A major plan to reform the nation's immigration laws survived its first day of edits in Congress, as some Senators successfully fought off attempts to make it harder for immigrants living in the country illegally to gain legal status. Washington bureau reporter Michael Scotto filed the following report for NY1.
During a marathon hearing Thursday, U.S. senators began the politically heated process of making amendments to a landmark bill that would reform the nation's immigration laws.
"We are open to changes, but don't make an effort to kill a bill that is the best hope for immigration reform, I believe, that we've had in this country," said Sen. Charles Schumer.
At issue was illegal immigration, along with attempts by Republicans to impose even tougher border security measures than those currently in the bill.
"I understand that we've made a significant investment at the border. That's been very important, and I acknowledge that," said Sen. John Cornyn of Texas. "But it still leaks."
Democrats, along with a couple of Republicans, were able to stop the GOP from pushing through some stricter provisions. One would have required the Department of Homeland Security to prove that it had established control over the entire border with Mexico for six months before allowing immigrants living in the country without legal permission to begin the legalization process.
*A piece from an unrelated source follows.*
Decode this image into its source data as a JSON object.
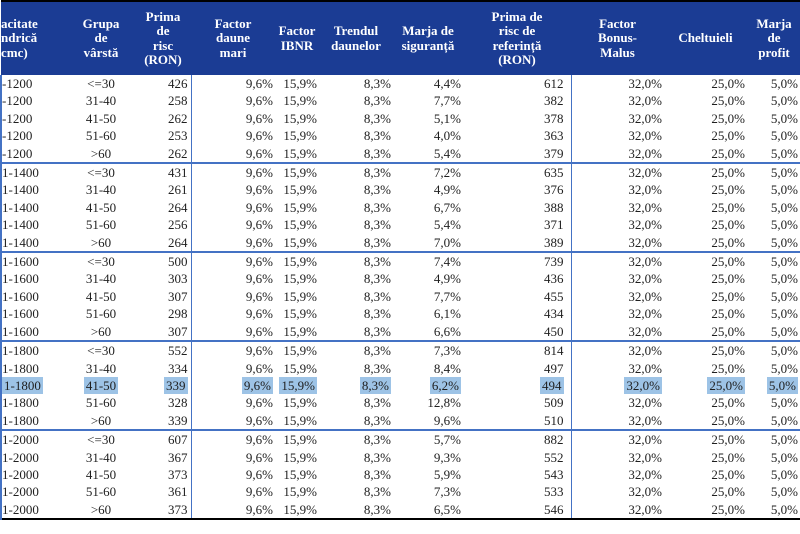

"This amendment would set a standard that would basically delay, probably forever, any legalization in bringing people out of the shadows," Schumer said.
Democrats did agree to an amendment that would set up stricter border security standards before the government could begin issuing green cards to immigrants already living in the country without legal permission.
"I think this improves it and increases our flexibility," Schumer said.
Democrats said the amendment would not delay a pathway to citizenship, but it's that pathway that could keep some Republicans from supporting the bill, no matter how much border security is improved.
"It is likely to scuttle this bill and cause it to be voted down in the House of Representatives," said Sen. Ted Cruz of Texas.
The amendment process is just beginning. Lawmakers are expected to return next week to consider more than 200 other amendments that are before committee.
It's during that time that they may take up the controversial amendment of giving more rights to immigrants who are living in the country illegally and are in same-sex relationships.